A key aspect of the purchase for CyberWorks is Hutchison's acceptance of shares as payment at a time when CyberWorks is strapped for cash. Cheung acknowledged that "It's quite critical for us to pay in shares."

Hutchison said it was prepared to accept payment in shares because it believed the Cyberworks stock has potential to rise. Cyberworks' share price has declined 75% since the company took control of Hongkong Telecommunications Ltd. in August. However, the Hutchison spokeswoman said "We believe that in the long term it will give a good return for our shareholders."

Ironically, Hutchison Telecommunications Technology's main asset is the satellite business founded by Richard Li in 1994. After launching it with much fanfare, his Pacific Century Group sold that business to Hutchison Whampoa in 1995 for HK$581.10 million in what some corporate analysts characterized at the time as a move by Li Ka-Shing to assist his son. Pacific Century didn't make a profit on the transaction; the satellite business was sold at cost. The business, now called Hutchison Corporate Access, uses satellites to provide international communications to multinational firms with sites in remote locations, allowing them to create "private networks" for far-flung operations, mostly in Asia and the Middle East.

Richard Li said he sold out in 1995 because he perceived a looming conflict of interest. Hong Kong media, at the time, quoted him as saying "We found that executives of the two groups were bidding for the same tenders, and the judgment of the Pacific Century Group executives at that time was that the potential criticism wasn't worth it."

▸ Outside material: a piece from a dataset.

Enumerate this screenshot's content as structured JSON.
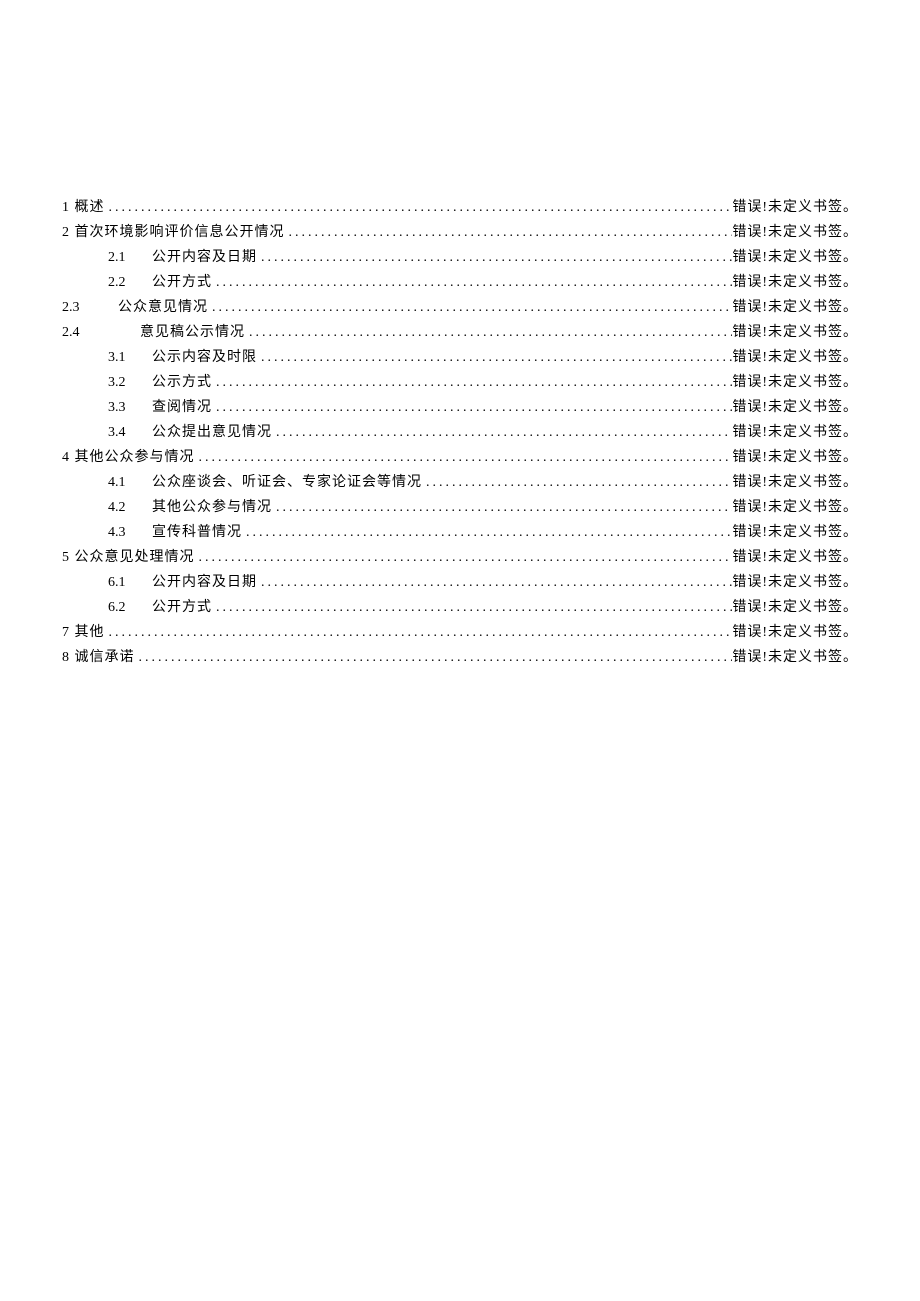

In 1995, Richard Li was building up his Pacific Century business while remaining vice-chairman of Hutchison Whampoa, a key element in his father's business empire. However, after the younger Li's Cyberworks took control of Hongkong Telecom last year, he severed all links with Hutchison.

Cheung said Thursday that Hutchison Telecommunications Technology would advance CyberWorks' ambitions to break out of Hong Kong and become a regional telecommunications player.

The Hutchison satellite business made a HK$14 million profit in its last financial year on revenue of about HK$308 million, according to a CyberWorks statement.

As in the 1995 deal involving father and son, the transaction announced Thursday does not require approval from shareholders of either group. Under stock exchange rules, the value of the proposed sale is too small measured against the companies' size to require a shareholder vote. Hutchison must keep the CyberWorks shares for 12 months, but will not put a director on CyberWorks' board.

CyberWorks has been restructuring since taking over Hongkong Telecom last year, attempting to grow through partnerships with other companies and to reduce its debt load.